There were plenty of Fed officials offering opinions on the outlook for US rates yesterday, and none of them suggested a rate cut was imminent. Vice Chair Philip Jefferson admitted rate cuts were on the agenda, but he was cautious because of robust employment and ongoing geopolitical tensions.

Fed Governor Christopher Waller said that the recent employment and inflation reports “reinforced my view that we need to verify that the progress on inflation we saw in the last half of 2023 will continue, and this means there is no rush to begin cutting interest rates to normalize monetary policy.”

His colleague, Governor Lisa Cook, echoed his comments when she said, “I would like to have greater confidence that inflation is converging to 2% before beginning to cut the policy rate.

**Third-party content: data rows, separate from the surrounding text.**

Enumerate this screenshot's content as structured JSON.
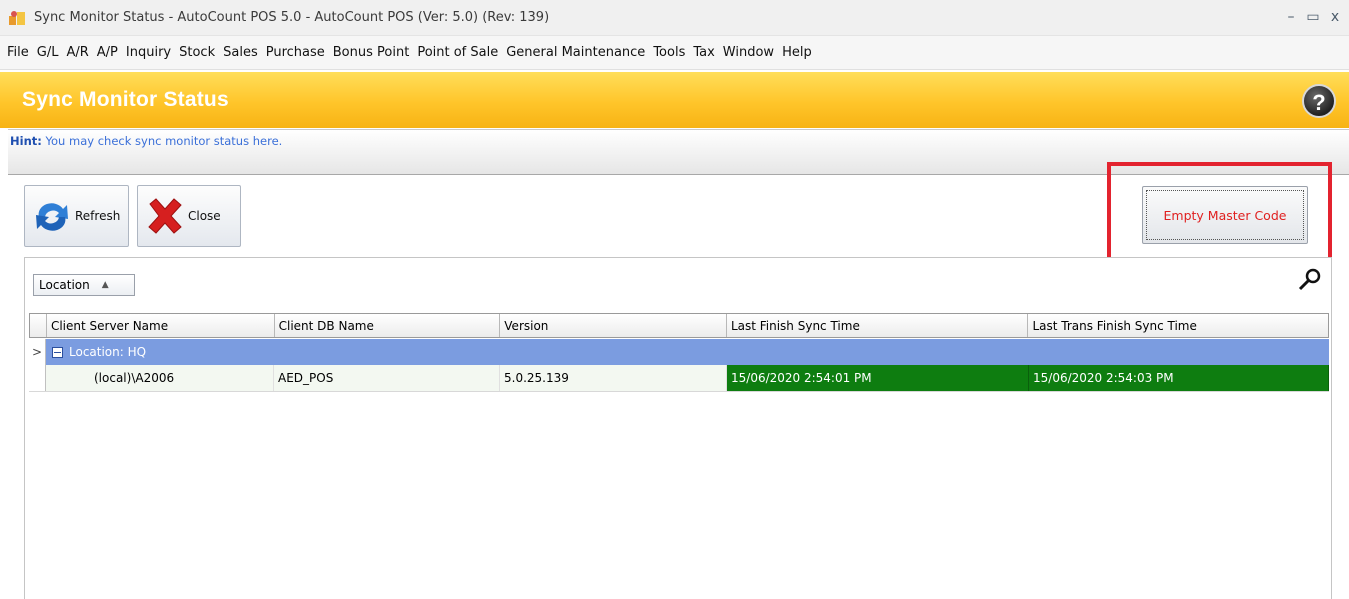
{
  "window": {
    "title": "Sync Monitor Status - AutoCount POS 5.0 - AutoCount POS (Ver: 5.0) (Rev: 139)",
    "minimize": "–",
    "maximize": "▭",
    "close": "x"
  },
  "menu": [
    "File",
    "G/L",
    "A/R",
    "A/P",
    "Inquiry",
    "Stock",
    "Sales",
    "Purchase",
    "Bonus Point",
    "Point of Sale",
    "General Maintenance",
    "Tools",
    "Tax",
    "Window",
    "Help"
  ],
  "header": {
    "title": "Sync Monitor Status",
    "help_glyph": "?"
  },
  "hint": {
    "label": "Hint:",
    "text": " You may check sync monitor status here."
  },
  "toolbar": {
    "refresh_label": "Refresh",
    "close_label": "Close",
    "empty_master_label": "Empty Master Code"
  },
  "grid": {
    "group_by_chip": "Location",
    "columns": [
      "Client Server Name",
      "Client DB Name",
      "Version",
      "Last Finish Sync Time",
      "Last Trans Finish Sync Time"
    ],
    "group_row": {
      "indicator": ">",
      "label": "Location: HQ"
    },
    "rows": [
      {
        "client_server_name": "(local)\\A2006",
        "client_db_name": "AED_POS",
        "version": "5.0.25.139",
        "last_finish_sync_time": "15/06/2020 2:54:01 PM",
        "last_trans_finish_sync_time": "15/06/2020 2:54:03 PM"
      }
    ]
  },
  "colors": {
    "header_gradient_top": "#ffde5a",
    "header_gradient_bottom": "#f7b314",
    "group_row": "#7b9ce0",
    "sync_ok": "#0e7d10",
    "highlight": "#e3232f",
    "hint_text": "#3a6fd8"
  },
  "icons": {
    "app": "autocount-app-icon",
    "refresh": "refresh-arrows-icon",
    "close": "red-x-icon",
    "search": "magnifier-icon",
    "help": "help-icon"
  }
}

I would see an eventual rate cut as adjusting policy to reflect a shifting balance of risks.”

EURUSD drifted in a tight 1.0814-1.0833 range, with German GDP and Eurozone Ifo data having minimal impact on trading.

GBPUSD is steady in a 1.2649-1.2679 range. The currency is underpinned by yesterday’s mildly better-than-expected PMI data and bullish short-term technicals.

USDJPY drifted in a 150.38-150.79 range. Japanese markets were closed for the Emperor’s birthday holiday. The rise in the 10-year US Treasury yield to 4.35% yesterday supported the gains.

AUDUSD drifted in a 0.6550-0.6580 band, with price action determined by the prevailing risk sentiment.

There are no US or Canadian economic reports today.